Kaldı ki bu gelişmeler olmasa da manevra alanımız geniş değildi. Doğrudan dış yatırım girişleri azalış trendini sürdürüyor.2011’de 16 milyar, 2012’de 12.4 milyar dolar olan yatırım girişleri 2013 Eylül sonu itibariyle 8.7 milyar düzeyinde. En sağlam göründüğümüz mali disiplin açısından da cari açık ile tehlikeli düzeye varan paralellik, yani yüksek oranlı dolaylı vergilere bağımlı performans, gelecekte bütçe dengesini sağlamakta esnekliği kısıtlayabilir. Bütçe açısından faiz harcamalarında artış ihtimali de zorluk yaratabilecek bir faktör.Dolaysız vergilerdeki sınırlı artış ta hasılat yönünden olumsuz etkisi bir yana, tasarruf potansiyeli açısından da kötü bir işaret sayılabilir. Bütçede kavranmayan bazı dolaylı kamu harcamaları, sözgelişi büyük montanlı altyapı yatırımlarındaki kamu garantileri de önümüzdeki dönemde kamu dengesi üzerinde yük oluşturabilir.

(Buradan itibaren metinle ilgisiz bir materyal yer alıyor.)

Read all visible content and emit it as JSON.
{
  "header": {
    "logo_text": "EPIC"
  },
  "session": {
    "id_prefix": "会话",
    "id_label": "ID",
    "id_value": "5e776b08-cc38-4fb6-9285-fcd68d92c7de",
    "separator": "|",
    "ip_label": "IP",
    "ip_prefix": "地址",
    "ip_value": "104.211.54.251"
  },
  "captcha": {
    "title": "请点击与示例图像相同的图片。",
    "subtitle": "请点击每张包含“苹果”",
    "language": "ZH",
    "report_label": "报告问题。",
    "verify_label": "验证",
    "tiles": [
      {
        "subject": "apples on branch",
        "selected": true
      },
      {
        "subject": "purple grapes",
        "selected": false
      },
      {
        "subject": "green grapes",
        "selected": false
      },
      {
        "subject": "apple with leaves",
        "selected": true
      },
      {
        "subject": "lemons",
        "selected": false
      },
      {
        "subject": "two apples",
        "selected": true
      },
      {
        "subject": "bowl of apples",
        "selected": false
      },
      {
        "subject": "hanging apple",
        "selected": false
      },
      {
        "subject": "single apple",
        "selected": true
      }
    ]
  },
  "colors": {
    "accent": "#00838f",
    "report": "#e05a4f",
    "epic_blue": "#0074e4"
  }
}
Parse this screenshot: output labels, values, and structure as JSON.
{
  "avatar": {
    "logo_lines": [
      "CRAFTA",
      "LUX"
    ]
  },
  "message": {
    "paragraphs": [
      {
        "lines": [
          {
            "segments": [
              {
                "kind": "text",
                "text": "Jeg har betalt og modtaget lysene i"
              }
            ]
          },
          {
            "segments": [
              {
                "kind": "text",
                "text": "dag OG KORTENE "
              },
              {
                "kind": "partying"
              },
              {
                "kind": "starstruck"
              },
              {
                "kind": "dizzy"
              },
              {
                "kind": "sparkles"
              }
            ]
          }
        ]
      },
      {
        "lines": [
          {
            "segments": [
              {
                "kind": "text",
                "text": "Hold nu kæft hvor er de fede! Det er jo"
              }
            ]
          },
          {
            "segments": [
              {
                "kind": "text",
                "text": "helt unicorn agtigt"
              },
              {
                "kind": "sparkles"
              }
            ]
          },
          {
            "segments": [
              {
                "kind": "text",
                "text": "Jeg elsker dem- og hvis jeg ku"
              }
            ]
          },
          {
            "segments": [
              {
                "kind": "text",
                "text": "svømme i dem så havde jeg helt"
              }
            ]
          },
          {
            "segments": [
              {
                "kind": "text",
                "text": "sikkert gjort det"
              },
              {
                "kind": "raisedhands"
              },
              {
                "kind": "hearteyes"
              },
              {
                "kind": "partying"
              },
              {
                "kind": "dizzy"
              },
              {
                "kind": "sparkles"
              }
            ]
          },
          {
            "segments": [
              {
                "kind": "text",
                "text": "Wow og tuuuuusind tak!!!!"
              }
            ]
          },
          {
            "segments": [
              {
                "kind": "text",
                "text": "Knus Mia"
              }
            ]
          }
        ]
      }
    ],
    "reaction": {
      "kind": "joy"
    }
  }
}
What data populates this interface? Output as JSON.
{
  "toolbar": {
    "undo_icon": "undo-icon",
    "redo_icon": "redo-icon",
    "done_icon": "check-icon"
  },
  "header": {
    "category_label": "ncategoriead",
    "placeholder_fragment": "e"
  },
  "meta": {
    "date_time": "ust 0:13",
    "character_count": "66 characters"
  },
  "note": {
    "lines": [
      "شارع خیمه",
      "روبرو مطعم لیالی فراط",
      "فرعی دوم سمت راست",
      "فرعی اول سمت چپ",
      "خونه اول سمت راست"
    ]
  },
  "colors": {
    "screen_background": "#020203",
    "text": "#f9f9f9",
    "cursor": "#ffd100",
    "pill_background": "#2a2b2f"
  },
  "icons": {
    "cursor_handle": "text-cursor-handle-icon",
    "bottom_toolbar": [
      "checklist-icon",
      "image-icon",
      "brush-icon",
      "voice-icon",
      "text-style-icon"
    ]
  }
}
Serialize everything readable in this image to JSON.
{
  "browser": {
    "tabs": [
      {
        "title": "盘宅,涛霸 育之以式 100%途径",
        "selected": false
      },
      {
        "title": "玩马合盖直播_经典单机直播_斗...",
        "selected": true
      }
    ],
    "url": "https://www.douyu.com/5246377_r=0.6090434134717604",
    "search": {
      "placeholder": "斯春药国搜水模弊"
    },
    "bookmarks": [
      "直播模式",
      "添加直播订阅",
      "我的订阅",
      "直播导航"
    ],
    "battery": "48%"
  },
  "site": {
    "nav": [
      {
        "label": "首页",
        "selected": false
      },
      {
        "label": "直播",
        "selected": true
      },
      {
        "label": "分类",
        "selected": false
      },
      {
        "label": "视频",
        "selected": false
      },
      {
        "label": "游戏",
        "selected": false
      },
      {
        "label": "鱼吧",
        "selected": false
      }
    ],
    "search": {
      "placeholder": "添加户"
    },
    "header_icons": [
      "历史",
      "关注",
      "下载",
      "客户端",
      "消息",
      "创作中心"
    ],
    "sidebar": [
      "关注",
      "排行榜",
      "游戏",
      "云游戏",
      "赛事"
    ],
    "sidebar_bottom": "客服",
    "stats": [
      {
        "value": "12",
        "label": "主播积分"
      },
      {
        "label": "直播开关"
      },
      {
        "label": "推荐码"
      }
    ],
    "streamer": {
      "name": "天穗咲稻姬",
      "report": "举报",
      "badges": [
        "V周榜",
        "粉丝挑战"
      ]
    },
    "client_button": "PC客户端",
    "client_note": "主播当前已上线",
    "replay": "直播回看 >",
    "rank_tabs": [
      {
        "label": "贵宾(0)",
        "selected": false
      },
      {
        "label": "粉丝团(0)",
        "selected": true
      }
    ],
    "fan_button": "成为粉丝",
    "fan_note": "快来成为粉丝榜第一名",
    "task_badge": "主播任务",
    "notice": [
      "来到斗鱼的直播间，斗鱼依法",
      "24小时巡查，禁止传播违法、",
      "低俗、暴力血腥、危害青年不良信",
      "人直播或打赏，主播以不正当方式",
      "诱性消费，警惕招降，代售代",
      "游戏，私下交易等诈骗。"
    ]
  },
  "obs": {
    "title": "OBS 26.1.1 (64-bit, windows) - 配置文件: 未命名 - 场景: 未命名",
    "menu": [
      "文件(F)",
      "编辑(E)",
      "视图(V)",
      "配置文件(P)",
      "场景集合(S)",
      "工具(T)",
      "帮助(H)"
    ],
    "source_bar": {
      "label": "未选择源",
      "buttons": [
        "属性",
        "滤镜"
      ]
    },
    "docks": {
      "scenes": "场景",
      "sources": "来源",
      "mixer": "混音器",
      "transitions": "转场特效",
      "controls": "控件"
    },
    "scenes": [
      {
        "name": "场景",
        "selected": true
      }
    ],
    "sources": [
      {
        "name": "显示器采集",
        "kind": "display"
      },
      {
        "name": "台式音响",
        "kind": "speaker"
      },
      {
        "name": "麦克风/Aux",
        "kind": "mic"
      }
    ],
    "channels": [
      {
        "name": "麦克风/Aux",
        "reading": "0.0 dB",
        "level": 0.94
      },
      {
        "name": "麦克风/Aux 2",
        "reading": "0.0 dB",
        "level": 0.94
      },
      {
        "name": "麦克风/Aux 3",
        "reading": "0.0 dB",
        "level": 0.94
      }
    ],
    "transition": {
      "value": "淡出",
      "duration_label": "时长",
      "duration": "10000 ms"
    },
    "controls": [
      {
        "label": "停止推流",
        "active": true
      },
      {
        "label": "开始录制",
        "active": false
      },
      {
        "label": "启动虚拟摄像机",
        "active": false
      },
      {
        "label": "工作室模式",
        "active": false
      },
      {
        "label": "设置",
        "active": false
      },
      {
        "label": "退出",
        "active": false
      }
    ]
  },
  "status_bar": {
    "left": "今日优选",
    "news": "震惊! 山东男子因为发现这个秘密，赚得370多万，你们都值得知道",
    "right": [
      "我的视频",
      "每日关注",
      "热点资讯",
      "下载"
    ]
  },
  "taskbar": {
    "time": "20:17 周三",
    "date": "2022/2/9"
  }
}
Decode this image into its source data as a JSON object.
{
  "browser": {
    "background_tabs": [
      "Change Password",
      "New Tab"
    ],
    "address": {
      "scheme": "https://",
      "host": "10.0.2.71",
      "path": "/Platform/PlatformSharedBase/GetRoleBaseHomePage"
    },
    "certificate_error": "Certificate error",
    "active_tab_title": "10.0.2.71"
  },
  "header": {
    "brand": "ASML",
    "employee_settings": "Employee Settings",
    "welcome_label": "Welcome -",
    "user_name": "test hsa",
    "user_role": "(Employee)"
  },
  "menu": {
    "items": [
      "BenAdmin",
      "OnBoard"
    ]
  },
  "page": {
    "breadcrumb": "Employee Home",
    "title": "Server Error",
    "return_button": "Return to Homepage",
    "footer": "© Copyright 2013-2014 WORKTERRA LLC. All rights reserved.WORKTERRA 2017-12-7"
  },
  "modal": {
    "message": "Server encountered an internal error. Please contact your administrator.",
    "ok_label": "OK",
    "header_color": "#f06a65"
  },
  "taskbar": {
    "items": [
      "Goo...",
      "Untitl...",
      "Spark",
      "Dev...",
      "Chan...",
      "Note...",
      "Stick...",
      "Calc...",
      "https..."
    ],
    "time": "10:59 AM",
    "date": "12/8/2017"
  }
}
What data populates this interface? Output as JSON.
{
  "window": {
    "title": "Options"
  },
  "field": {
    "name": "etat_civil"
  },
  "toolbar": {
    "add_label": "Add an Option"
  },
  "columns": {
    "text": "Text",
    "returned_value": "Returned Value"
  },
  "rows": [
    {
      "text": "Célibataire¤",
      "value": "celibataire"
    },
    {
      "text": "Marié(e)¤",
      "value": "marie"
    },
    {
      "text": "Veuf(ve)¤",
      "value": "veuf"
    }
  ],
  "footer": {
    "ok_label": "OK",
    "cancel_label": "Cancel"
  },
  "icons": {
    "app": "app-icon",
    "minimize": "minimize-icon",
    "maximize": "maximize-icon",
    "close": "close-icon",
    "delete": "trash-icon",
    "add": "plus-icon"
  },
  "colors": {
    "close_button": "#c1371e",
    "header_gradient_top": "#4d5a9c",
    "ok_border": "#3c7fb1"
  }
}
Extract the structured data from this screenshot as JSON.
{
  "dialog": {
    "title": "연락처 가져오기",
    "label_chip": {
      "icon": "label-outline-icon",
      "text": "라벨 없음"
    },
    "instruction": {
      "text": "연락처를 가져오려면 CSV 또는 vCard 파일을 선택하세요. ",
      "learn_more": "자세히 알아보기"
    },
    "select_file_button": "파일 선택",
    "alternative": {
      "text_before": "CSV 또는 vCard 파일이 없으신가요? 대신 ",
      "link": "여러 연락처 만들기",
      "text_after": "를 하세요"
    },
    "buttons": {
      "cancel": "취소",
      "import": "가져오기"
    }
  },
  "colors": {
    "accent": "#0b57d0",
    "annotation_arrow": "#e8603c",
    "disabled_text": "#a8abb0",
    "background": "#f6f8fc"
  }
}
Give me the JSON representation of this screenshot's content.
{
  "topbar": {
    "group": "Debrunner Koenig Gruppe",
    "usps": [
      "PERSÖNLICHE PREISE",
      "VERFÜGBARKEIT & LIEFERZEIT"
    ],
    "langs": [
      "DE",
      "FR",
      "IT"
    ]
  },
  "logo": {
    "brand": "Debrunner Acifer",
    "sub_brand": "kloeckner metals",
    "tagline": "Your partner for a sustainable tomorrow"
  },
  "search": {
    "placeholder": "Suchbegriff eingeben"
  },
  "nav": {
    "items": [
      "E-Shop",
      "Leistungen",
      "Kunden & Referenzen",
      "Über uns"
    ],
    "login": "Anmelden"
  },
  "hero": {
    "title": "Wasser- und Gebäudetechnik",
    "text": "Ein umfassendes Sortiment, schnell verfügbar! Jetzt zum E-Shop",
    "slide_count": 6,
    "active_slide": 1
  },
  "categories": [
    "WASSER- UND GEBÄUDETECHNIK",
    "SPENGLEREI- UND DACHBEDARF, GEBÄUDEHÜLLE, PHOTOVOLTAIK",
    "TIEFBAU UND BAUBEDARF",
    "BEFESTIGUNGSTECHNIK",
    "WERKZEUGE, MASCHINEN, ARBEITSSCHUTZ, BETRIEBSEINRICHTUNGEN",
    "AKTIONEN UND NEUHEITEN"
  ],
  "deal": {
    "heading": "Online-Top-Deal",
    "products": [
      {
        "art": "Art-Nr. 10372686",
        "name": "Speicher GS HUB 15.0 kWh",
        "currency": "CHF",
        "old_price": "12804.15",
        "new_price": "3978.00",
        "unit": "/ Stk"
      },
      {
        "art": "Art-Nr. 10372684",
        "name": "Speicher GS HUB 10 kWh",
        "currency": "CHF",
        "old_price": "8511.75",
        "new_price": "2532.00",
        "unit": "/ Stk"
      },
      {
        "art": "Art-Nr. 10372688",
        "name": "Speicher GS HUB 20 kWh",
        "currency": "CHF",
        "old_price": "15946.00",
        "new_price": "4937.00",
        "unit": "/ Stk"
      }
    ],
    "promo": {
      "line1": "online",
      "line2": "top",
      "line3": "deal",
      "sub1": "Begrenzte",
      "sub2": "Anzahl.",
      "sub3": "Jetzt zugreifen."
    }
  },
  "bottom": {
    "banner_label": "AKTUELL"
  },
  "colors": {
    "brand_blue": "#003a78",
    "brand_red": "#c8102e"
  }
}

Yeni yıl eskisini aratabilir

Yine de işin küresel cephesinde genel ve kapsamlı bir toparlanma kısa vadede muhtemel görünmüyor. Zira gelişmiş ülkelerin temel sorunu aktif nüfusun azalması ve/veya maksimum kapasitesine ulaşmış olması. Ne var ki gözlenen kısmi canlanma da, ABD’de olduğu gibi sadece iç talebi artıracağı, ya da Japonya’da olduğu gibi yabancı para maliyetini yükselteceği için dünya çapında bir talep oluşturmayacak. Tek umut yeni bir teknolojik sıçrama. ABD’de geliştirilen kaya gazı teknolojisi bu yönden bir ilk adım sayılabilir. Olumlu sayılabilecek bir gelişme de AB’nin resesyondan kurtulması ve Euro’nun değer kazanması, böylece ihracatımızın artma ihtimali.

Siyasal gelişmelerle gündemimizdeki yeri iyice gerilese de mevcut yapıyı ve alışkanlıkları değiştirmedikçe işimizin zor olduğu gerçeği varlığını sürdürüyor. Teknolojide, işgücü maliyetinde veya kalitesinde ya da kurumsal esneklikte rekabet üstünlüğü yakalamadıkça zor olmaya da devam edecek. Üstelik sadece dış kaynağın değil, genel olarak paranın maliyetinin artması hem yatırım, hem tüketim eğilimini kısıtlayacaktır. Bunun sonuçlarından biri varlık fiyatlarında düşüş ve başta emlak olmak üzere oluşmakta olan balonların sönmesi olabilir. Yeni yıl, giderek 2013’ü aratacak bir performans potansiyeli taşıyor. Kamu yönetimi, cari açığı azaltmak için düşük büyümeye yönelik politikalar ile artık daha zorlu hale gelen seçim sürecine odaklı politikalar arasında kritik tercihler ile karşı karşıya. Asıl gündem ise biraz daha ötelenecek.